L'on. Monica Ciaburro: "Ci si chiede il perché questo Governo non tenga in alcuna considerazione ogni qualsivoglia tipologia di partita IVA. I medici di base e tutti gli operatori privati della sanità hanno dovuto acquistare a proprie spese tutti i DPI di protezione. Sono stati in prima linea nella battaglia al Covid, in molti si sono ammalati, in diversi hanno perso la vita"

Scrive Monica Ciaburro, deputato cuneese di Fratelli d’Italia.

Il Governo ha respinto tutti gli emendamenti di Fratelli d’Italia, compreso quello da me sottoscritto a prima firma, al Decreto Rilancio, attualmente in Commissione Bilancio della Camera dei Deputati, tendenti a far sì che venisse creata una “corsia di attenzione” in riferimento agli “infortuni sul lavoro” dei medici di base e dei farmacisti, così come di tutti gli altri operatori della sanità liberi professionisti e non coperti dall’assicurazione INAIL. Il Sottosegretario Laura Castelli (M5S) nel respingerli ha dichiarato che saranno “oggetto di prossimo provvedimento del Governo”.

Ci si chiede il perché questo Governo non tenga in alcuna considerazione ogni qualsivoglia tipologia di partita IVA. I medici di base e tutti gli operatori privati della sanità hanno dovuto acquistare a proprie spese tutti i DPI di protezione. Sono stati in prima linea nella battaglia al Covid, in molti si sono ammalati, in diversi hanno perso la vita.

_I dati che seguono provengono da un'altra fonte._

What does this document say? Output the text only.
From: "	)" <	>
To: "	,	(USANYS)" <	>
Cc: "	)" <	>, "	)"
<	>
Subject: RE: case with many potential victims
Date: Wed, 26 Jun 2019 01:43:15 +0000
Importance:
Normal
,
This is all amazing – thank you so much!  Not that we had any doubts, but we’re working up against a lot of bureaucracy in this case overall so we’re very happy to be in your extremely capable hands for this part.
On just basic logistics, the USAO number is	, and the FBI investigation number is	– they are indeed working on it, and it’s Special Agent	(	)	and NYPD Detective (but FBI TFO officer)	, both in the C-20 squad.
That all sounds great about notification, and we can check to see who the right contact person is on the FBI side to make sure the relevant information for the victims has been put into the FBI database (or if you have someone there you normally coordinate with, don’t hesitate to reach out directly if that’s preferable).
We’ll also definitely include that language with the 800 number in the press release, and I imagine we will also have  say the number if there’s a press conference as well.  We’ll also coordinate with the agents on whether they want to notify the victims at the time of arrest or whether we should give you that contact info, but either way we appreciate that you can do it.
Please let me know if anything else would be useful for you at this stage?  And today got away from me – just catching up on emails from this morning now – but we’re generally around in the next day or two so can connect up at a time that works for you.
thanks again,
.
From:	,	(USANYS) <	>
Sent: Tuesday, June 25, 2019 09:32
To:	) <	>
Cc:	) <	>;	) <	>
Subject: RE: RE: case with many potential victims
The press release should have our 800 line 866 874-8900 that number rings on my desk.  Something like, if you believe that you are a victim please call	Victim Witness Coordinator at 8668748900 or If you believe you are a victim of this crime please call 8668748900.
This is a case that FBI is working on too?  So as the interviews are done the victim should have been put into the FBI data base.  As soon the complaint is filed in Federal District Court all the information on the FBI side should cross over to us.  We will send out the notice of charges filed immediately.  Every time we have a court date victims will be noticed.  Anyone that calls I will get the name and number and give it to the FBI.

Questa è l’ennesima dimostrazione negativa di un Governo che a parole chiama “eroi” gli operatori della sanità dimenticandoli non appena l’emergenza è calata, in politica sono indispensabili concretezza, buon senso e coerenza. Fratelli d’Italia continuerà la sua battaglia a difesa di tutti gli italiani senza lasciare indietro nessuno, in particolar modo coloro i quali, medici, infermieri, farmacisti, sono in primo piano per la difesa della nostra salute.